Alec (Alexander) Fleming thought maybe it was time to retire when no one seemed to have an interest in his “mold juice” (the Penicillium mold). But then he met Oxford University pathologist Sir Howard W. Florey and biochemist Ernst B. Chain, who were also investigating ways to fight bacteria. They had been studying Alec’s findings on the enzyme lysozymes and his original report on penicillin. They valued Alec’s findings and became his advocates in promoting the “miracle mold.” These two examples encouraged others to claim their courage and your ability to overcome obstacles can encourage the people around you. Advocates have played a critical role with historical people and everyday people.
Therapist Shane Holst believes this type of encouragement is invaluable in helping people claim their courage and overcome inertia (another major obstacle to courage). “I believe that, when I encourage another, I wish to fill the other with courage, and my courage is demonstrated. Even though I encourage another who may outshine me, I still persist and commit altruistically to the other. Indeed, I celebrate the achievements of another regardless of me, my ego, my needs—that is deep courage, deep integrity, deep truth and bona fide humility and wisdom.” Simply by giving ourselves permission to claim our personal courage, we encourage those around us, making courage contagious and transforming the workplace.
“Most people do not push past certain boundaries, particularly the artificial boundaries of corrupt or unethical workplace standards.
Reflecting an absence of courage consciousness, such standards drag us down and create inroads for self-doubt. How do you learn to move beyond artificial boundaries? Do you emulate someone who exemplifies courage, a ‘courage change agent’? Have you claimed the courage to align your personality with your spirit? Have you begun to the abundance that comes from this internal unity of spirit and personality?”

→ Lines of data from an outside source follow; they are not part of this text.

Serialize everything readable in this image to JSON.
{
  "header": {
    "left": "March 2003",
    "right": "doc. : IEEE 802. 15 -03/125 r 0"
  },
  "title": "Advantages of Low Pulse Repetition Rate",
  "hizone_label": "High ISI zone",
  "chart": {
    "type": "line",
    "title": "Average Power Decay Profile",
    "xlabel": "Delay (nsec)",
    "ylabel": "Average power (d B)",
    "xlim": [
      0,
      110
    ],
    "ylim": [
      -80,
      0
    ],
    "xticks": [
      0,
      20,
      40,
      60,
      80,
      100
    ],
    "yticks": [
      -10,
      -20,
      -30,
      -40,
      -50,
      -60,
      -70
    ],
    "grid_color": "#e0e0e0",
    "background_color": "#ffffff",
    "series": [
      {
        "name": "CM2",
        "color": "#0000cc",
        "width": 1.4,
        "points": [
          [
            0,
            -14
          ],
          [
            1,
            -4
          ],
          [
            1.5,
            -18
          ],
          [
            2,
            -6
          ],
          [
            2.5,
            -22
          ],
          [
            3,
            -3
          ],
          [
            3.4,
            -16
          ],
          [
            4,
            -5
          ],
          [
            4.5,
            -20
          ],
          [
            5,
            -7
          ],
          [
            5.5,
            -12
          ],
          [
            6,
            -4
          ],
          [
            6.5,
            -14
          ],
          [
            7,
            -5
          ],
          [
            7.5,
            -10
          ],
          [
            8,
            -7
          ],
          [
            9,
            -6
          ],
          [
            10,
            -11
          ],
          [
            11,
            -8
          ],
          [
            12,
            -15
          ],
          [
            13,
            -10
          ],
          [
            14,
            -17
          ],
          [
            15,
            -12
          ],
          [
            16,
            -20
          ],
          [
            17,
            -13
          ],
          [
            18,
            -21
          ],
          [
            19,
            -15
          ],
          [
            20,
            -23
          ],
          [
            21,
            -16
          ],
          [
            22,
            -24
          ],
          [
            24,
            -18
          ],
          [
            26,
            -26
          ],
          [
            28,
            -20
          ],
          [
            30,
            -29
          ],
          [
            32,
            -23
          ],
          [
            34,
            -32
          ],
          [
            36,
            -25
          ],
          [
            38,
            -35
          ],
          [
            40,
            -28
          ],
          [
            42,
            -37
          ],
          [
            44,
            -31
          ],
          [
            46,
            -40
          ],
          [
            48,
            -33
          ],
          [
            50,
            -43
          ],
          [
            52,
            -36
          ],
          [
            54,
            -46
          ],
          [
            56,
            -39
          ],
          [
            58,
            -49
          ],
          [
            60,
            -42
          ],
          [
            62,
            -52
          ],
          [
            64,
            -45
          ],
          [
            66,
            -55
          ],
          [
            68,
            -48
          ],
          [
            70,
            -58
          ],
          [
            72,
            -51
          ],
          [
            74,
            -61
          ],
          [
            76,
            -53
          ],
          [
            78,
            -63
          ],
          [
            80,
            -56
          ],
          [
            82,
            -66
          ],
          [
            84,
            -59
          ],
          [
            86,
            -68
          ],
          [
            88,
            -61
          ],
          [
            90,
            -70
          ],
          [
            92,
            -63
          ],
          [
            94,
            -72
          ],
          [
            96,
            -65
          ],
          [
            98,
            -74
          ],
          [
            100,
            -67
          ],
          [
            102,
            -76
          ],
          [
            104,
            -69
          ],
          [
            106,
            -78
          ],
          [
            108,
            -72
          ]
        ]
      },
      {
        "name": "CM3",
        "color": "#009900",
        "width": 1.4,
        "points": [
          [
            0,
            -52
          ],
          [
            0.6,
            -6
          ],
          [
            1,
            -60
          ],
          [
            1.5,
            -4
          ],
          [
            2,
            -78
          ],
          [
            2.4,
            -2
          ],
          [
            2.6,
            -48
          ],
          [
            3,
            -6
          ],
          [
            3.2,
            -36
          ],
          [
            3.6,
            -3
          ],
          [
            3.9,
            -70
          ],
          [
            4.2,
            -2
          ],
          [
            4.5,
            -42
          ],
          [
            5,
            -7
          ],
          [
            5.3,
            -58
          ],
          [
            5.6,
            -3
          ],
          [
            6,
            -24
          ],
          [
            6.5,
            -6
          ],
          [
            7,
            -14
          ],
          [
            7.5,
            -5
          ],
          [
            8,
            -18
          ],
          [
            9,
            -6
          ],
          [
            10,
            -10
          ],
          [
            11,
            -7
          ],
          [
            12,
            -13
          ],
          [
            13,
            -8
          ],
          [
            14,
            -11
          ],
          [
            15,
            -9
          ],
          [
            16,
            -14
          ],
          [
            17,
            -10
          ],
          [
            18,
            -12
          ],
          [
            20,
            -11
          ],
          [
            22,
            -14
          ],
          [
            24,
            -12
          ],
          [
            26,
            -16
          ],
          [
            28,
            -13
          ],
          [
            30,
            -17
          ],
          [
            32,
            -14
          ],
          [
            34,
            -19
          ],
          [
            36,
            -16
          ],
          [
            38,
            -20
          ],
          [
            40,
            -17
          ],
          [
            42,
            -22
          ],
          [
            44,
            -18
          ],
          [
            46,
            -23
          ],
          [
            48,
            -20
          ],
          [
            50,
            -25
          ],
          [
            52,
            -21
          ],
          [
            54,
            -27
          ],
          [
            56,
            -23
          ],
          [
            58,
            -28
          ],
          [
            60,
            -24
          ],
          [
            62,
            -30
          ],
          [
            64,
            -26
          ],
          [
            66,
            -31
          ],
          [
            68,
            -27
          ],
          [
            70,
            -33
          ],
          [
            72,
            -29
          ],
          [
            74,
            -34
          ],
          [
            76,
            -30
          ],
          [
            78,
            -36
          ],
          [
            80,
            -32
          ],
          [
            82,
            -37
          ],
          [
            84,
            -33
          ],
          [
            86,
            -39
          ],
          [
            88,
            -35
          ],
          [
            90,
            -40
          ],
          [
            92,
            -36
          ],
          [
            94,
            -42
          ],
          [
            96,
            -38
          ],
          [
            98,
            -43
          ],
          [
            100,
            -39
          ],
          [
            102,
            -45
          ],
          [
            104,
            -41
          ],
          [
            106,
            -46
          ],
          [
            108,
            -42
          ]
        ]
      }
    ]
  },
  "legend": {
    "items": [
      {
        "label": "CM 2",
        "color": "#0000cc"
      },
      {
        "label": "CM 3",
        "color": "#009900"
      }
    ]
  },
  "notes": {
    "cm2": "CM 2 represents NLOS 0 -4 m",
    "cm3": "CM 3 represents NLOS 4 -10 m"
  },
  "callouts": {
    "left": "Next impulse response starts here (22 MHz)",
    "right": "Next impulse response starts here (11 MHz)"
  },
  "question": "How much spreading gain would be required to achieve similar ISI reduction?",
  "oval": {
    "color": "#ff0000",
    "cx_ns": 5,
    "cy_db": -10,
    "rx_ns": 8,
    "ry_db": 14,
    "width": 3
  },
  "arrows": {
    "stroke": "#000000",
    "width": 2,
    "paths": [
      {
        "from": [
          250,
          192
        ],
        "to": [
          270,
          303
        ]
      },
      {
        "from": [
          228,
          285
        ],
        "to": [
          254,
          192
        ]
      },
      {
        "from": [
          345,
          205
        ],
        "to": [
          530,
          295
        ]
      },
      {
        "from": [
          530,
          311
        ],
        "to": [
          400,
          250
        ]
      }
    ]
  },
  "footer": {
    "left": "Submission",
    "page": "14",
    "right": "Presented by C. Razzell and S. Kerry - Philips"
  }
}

Excerpt From FACE IT! 12 Obstacles that Hold You Back on the Job
For all the readers who dream about leaving the dog-eat-dog world to pursue their life-long passion, start now! Finding the time to craft the almighty business plan or drumming up financial backing, you run the risk of fumbling the passion. So, if you’re bored, burned out or frustrated in your day job, dig into your heart and spirit (the original definition of courage), and you will see that your courage resides there.
If intimidation is holding you back, look for a tough project to tackle, but remember this courage paradox: start by stopping! The commitment to reflection will provide a clearer picture of what you need to do to get where you need to be. Then, you won’t be a victim of intimidation.